Already feeling pretty good about myself, a few days ago I was enjoying the crispness of a fall afternoon and needed a hoodie. I hadn’t done laundry and there weren’t many options available in the closet. Then I noticed this adorable, maroon, lightweight hoodie hanging there, beckoning me. I’d forgotten all about this beauty. I bought it to commemorate my last Ragnar – me and the rest of the thousands since they were out of my size. At the time I was determined not to need the bigger size ever again so I bought the smaller size and told myself it would be great motivation. Because I had so recently been surprised, I pulled it out on a whim and put it on.
Holy shit, it fits!!!
I danced around in my closet jumping in joy and excitement for a good minute – then looked in the mirror to survey just how well it fit. That little bitchy voice in the back of my head was saying ‘just because you can zip it up doesn’t mean it is worthy of leaving this closet’. But it looked great and I wore that thing for two days loving every minute of knowing it was a victory just to feel confident enough to leave the closet.
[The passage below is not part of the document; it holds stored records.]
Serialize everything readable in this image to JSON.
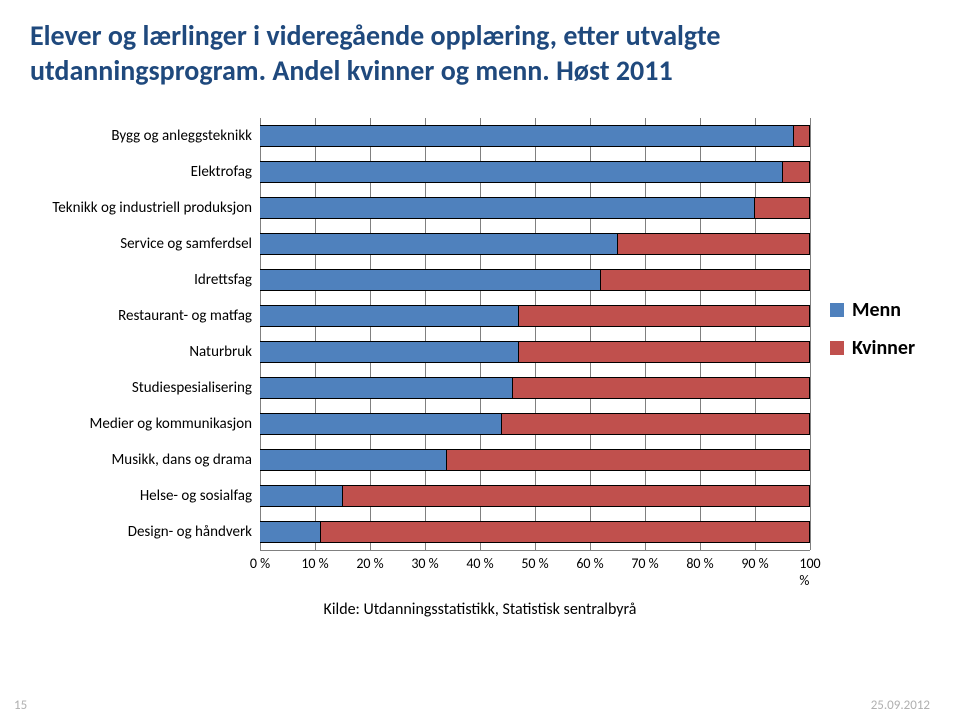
{
  "title_line1": "Elever og lærlinger i videregående opplæring, etter utvalgte",
  "title_line2": "utdanningsprogram. Andel kvinner og menn. Høst 2011",
  "chart": {
    "type": "stacked-bar-horizontal",
    "xlim": [
      0,
      100
    ],
    "xtick_step": 10,
    "tick_suffix": " %",
    "background_color": "#ffffff",
    "grid_color": "#808080",
    "bar_border_color": "#000000",
    "categories": [
      "Bygg og anleggsteknikk",
      "Elektrofag",
      "Teknikk og industriell produksjon",
      "Service og samferdsel",
      "Idrettsfag",
      "Restaurant- og matfag",
      "Naturbruk",
      "Studiespesialisering",
      "Medier og kommunikasjon",
      "Musikk, dans og drama",
      "Helse- og sosialfag",
      "Design- og håndverk"
    ],
    "series": [
      {
        "name": "Menn",
        "color": "#4f81bd",
        "values": [
          97,
          95,
          90,
          65,
          62,
          47,
          47,
          46,
          44,
          34,
          15,
          11
        ]
      },
      {
        "name": "Kvinner",
        "color": "#c0504d",
        "values": [
          3,
          5,
          10,
          35,
          38,
          53,
          53,
          54,
          56,
          66,
          85,
          89
        ]
      }
    ],
    "label_fontsize": 15,
    "tick_fontsize": 14
  },
  "legend": {
    "items": [
      {
        "label": "Menn",
        "color": "#4f81bd"
      },
      {
        "label": "Kvinner",
        "color": "#c0504d"
      }
    ],
    "fontsize": 20
  },
  "source": "Kilde: Utdanningsstatistikk, Statistisk sentralbyrå",
  "footer": {
    "page": "15",
    "date": "25.09.2012"
  }
}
I’ve decided these non scale victories are even sweeter than the number on the scale getting smaller. After all, no one but me gets to know or see that number but everyone can see how cute I look in my hoodie! Here’s to more victories in the near future. And if you aren’t looking for ways to celebrate progress, start noticing. It is far easier to stay motivated to do the hard work of being healthy when you are seeing positive results no matter how small.